Willow gives her a you can’t be serious look before she leaves the kitchen with another mumble and the front door slams.

Jenna gets it. Willow lost her mother. Jenna knows what that feels like. Maybe one day they’ll be able to talk about it together.

Simon sets a plate in front of Jenna. Smiles. He doesn’t ask her what’s on her agenda today. He never does. They met on Match.com, a year ago—three years after the girls’ biological mother succumbed to cancer. They married six months later to the consternation of Simon’s family and friends. To hell with them all, he always says, the rare times he curses. And Willow will come around

—just give her time.

Jenna’s not so sure about that.

After breakfast, she kisses Simon goodbye, does the dishes, gathers Lulu’s backpack. At the bus stop, the little girl stays on the sidelines, still too shy to join the other kids huddled on the picturesque block of their affluent village outside Washington, D.C.

Jenna understands.
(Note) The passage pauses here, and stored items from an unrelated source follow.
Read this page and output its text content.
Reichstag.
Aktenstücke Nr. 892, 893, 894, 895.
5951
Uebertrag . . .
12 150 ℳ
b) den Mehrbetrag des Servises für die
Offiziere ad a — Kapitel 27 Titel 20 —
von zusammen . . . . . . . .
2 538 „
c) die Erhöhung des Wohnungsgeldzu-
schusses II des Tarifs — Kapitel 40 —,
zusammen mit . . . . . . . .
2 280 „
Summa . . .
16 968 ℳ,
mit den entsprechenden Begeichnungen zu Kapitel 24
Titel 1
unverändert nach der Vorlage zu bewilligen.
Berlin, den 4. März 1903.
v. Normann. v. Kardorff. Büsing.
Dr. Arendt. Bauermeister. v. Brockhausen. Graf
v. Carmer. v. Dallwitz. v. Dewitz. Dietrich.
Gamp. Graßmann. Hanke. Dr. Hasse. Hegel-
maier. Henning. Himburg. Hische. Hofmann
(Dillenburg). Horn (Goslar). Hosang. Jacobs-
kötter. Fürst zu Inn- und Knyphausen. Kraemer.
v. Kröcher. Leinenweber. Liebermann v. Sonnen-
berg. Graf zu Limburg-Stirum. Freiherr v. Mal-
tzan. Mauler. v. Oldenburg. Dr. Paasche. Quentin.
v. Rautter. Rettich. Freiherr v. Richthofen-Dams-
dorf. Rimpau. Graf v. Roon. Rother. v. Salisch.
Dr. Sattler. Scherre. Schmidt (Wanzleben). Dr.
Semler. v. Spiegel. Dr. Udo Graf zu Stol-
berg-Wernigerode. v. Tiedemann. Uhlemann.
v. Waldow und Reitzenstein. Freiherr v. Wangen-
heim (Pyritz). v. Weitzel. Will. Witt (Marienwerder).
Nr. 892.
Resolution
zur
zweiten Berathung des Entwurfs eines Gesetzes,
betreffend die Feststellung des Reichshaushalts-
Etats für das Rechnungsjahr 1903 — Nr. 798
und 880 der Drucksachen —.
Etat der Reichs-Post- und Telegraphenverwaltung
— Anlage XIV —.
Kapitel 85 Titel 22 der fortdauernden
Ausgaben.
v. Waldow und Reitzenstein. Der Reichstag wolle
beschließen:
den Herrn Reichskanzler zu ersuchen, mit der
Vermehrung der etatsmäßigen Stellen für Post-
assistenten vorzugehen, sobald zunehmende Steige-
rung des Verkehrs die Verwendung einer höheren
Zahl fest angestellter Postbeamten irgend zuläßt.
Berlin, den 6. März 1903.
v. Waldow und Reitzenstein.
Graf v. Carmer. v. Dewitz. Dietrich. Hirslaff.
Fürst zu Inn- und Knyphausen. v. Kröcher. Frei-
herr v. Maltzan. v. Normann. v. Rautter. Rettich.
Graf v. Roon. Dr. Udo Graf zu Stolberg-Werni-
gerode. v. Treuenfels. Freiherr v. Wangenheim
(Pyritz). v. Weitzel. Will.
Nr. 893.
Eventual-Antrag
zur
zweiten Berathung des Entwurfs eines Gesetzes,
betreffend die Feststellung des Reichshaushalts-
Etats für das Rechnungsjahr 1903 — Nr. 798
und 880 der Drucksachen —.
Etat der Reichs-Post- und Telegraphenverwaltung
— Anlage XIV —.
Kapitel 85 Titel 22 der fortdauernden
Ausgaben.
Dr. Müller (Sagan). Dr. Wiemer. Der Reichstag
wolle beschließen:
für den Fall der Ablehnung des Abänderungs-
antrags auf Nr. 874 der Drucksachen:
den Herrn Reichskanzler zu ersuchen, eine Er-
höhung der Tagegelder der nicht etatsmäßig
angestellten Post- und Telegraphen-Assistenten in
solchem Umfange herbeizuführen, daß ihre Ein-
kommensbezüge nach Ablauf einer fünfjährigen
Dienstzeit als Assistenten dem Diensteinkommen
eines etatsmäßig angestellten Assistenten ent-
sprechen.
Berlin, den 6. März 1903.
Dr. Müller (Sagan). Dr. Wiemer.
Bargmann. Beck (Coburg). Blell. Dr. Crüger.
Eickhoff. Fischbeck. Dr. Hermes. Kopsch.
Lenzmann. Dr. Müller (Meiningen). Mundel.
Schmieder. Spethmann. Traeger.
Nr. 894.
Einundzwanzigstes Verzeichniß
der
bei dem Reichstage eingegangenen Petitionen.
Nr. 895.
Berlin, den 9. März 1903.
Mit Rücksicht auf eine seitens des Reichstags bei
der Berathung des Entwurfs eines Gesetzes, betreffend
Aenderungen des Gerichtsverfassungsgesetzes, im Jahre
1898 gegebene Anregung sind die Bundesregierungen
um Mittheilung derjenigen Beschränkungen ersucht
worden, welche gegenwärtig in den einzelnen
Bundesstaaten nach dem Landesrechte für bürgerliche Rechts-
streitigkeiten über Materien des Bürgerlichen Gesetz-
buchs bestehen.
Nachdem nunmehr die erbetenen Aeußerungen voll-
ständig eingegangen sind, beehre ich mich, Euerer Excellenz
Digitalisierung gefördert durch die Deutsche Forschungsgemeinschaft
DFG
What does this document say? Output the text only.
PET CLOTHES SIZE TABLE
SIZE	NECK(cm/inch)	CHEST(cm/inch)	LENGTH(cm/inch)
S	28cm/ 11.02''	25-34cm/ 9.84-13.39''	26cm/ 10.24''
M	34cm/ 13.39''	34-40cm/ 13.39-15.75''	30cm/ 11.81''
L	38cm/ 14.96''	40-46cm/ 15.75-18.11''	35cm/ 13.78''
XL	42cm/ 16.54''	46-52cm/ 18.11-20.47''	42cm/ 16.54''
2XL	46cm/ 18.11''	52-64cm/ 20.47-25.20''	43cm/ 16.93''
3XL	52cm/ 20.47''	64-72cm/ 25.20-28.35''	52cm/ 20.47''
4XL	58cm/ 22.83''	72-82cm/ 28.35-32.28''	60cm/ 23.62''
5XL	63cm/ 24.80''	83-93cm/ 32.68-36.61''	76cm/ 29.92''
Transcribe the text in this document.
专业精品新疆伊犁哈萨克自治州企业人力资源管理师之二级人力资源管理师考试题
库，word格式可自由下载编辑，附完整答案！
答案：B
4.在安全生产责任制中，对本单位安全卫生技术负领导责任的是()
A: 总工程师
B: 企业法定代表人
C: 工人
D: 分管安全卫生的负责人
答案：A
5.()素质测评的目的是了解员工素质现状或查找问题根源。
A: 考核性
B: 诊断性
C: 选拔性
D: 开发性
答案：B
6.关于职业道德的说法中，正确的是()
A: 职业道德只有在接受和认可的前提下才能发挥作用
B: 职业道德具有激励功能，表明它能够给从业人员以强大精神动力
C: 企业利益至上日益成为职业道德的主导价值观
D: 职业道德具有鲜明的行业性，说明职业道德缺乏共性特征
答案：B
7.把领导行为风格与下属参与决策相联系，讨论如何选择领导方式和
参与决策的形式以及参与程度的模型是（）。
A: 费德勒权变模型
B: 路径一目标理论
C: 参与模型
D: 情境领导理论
The other moms still haven’t taken to Jenna either. Simon always jokes that they’re intimidated by her looks. She doesn’t think it’s that, but she’ll keep trying. She smiles at Karen, the perfectly named queen bee of the neighborhood moms. The gesture goes unrequited.

Jenna joins the other parents waving to the tiny windows on the yellow school bus, all seeming part saddened, part elated, at the departure of their children for a few precious hours. As the bus disappears in a trail of black exhaust, Jenna notices a woman across the street who seems to be staring at her. She’s not one of the usual bus-stop parents. She has a pretty heart-shaped face, high cheekbones. Someone new in the neighborhood maybe. Too young to be a mom. An au pair? Jenna raises her hand to wave, but the woman turns away. Not even fellow outcasts want to be friends.